8) At this stage, you have a sample that won’t change whenever you’ve adjusted the tempo of the song.
Additionally, users often ask whether it’s possible to change the time signature in the middle of the song, but unfortunately, a user can’t do this in Garageband. It’s just one of those limitations to the software. To make more sophisticated changes to your music, you’d be better off to try out Logic Pro X or Pro Tools (from Plugin Fox). Garageband is a beginner-level software, so it isn’t able to make such changes.
It’s worth noting that making tempo changes to a song is going to sound the best for Apple Loops (my guide), Drummer Tracks (also my guide), and MIDI recordings, rather than actual audio recordings that you’ve done with a guitar or another instrument.
With that said, you can adjust the tempo of an audio recording, but it may sound a bit weird and slightly off if you make the change. On the other hand, you can record actual instruments and then speed them up after the fact. I’ve done this at least once so far.

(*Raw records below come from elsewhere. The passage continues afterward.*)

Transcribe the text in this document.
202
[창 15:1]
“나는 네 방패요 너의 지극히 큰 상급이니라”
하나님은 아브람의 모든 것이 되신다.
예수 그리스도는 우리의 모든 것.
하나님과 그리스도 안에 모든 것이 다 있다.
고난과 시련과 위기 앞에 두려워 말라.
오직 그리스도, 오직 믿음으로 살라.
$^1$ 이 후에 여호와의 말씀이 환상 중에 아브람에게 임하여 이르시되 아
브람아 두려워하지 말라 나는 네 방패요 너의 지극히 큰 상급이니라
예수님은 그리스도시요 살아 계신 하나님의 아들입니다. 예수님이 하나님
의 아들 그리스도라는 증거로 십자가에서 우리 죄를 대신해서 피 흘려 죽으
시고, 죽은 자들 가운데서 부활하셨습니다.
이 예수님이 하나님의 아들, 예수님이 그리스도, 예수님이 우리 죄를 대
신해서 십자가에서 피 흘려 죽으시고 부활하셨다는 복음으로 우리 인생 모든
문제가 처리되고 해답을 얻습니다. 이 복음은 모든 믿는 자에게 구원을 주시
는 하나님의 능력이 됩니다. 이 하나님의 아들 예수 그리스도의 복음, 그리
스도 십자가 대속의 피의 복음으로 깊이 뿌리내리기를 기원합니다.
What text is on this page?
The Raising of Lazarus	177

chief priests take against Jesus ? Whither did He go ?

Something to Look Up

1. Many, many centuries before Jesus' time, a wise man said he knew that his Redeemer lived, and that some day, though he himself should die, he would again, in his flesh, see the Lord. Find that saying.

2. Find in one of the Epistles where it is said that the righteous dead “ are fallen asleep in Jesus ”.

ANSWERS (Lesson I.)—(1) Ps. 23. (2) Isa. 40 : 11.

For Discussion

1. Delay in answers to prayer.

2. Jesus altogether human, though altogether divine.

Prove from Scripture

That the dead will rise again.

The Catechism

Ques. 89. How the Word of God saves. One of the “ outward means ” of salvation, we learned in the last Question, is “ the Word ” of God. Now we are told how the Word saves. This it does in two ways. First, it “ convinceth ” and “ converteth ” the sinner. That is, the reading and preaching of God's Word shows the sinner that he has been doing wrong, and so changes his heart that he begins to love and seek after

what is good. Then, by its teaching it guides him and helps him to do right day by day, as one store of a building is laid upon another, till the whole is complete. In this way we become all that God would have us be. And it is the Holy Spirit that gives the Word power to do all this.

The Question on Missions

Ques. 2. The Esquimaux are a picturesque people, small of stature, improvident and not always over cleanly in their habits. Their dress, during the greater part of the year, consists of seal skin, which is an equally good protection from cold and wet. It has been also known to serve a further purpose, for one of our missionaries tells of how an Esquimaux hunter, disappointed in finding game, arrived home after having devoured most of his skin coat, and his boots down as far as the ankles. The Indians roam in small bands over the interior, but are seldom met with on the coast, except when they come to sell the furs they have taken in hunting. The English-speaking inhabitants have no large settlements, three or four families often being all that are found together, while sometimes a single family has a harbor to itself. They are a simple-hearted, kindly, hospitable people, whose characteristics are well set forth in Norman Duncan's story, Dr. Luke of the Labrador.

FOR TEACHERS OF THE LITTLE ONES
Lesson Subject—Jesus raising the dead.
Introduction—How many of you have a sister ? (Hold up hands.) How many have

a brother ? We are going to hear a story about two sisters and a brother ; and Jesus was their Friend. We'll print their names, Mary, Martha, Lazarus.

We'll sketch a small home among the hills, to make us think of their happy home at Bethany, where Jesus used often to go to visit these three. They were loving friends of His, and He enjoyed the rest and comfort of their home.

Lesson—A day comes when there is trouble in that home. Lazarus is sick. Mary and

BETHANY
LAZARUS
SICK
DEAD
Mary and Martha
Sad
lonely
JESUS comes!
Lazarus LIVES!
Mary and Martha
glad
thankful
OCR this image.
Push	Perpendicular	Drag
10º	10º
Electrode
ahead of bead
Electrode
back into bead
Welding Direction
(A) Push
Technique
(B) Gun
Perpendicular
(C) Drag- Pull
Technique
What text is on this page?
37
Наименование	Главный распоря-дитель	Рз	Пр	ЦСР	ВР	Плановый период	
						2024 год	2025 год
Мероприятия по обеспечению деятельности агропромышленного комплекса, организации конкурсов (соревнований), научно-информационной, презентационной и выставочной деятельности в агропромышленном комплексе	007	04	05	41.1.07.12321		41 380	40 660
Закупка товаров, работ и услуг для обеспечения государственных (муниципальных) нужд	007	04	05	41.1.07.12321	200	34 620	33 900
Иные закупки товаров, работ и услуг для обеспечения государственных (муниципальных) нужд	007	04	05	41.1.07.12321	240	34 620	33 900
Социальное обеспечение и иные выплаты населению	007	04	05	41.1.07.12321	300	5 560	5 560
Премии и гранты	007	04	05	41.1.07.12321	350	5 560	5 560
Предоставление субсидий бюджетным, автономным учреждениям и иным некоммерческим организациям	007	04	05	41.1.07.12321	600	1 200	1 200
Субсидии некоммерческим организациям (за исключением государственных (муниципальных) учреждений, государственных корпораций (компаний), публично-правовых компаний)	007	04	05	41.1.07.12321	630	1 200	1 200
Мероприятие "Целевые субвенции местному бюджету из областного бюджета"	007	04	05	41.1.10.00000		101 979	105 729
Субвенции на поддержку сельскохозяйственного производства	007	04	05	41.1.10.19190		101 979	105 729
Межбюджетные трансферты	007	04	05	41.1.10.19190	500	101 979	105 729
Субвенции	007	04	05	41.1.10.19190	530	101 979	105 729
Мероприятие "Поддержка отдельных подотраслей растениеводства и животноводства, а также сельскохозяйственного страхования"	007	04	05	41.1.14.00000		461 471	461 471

Features of the Tempo Track
The Tempo Track works very similarly to the other forms of automation in Garageband which I’ve discussed before, notably, the way in which we’re able to increase or decrease the amount of change with the automation track. In other words, you just have to double-click on the blue line to separate the track into different pieces, although, it’s different in iOS (my guide).
You can also adjust the level of decline or incline, which will make the changes either more abrupt or much smoother, depending on what you want to do.
Additionally, it’s worth mentioning that if you want to delete all of the changes you’ve made to the tempo track, you can actually drag a box around each automation point and then delete everything that you’ve done, rather than go back through and delete each automation point individually.
Tempo Track Techniques For Better Songwriting
By this, I mean that you can make tempo changes to your music for dramatic effect. In other words, let’s say that you’ve created a verse right before the chorus.
If you want it to build in intensity before a chorus drops, you would just have to increase the tempo of the song right up until the chorus.
It would look something like the image shown below:
You could use the same principle for the ending of the song as well. For example, if you wanted the song to fade out in speed as well as in dynamics, you could set up a gradual decrease in volume as well as speed for the sake of fading out the song.
The same principle can be used for different things.
It’s not uncommon for hip-hop producers, for example, to quickly slow down one part of the beat just to keep it interesting. I’ve heard this while listening to other producers on Soundcloud.
I’ve used this same technique for a song that I once did called “Cosmo Canyon,” where the introduction was a drummer track that leads into a beat that suddenly drops pretty hard.
You can check that out on my Soundcloud here:
Moreover, while using this principle, you could also set up a flanger on the master track of the song during the slowed down part, which would introduce an additional effect on the track.
Think of everything that could be done this, it doesn’t just have to be a flanger. It could also be a flanger, additional reverb, a phaser, and other effects like what’s included in Melda Productions’ Complete Bundle on Plugin Boutique.
YouTube Video Tutorial
I hope this article and tutorial was helpful to you in some way. Unfortunately, there are some limitations to Garageband’s interface, but there are usually some ways to work around them.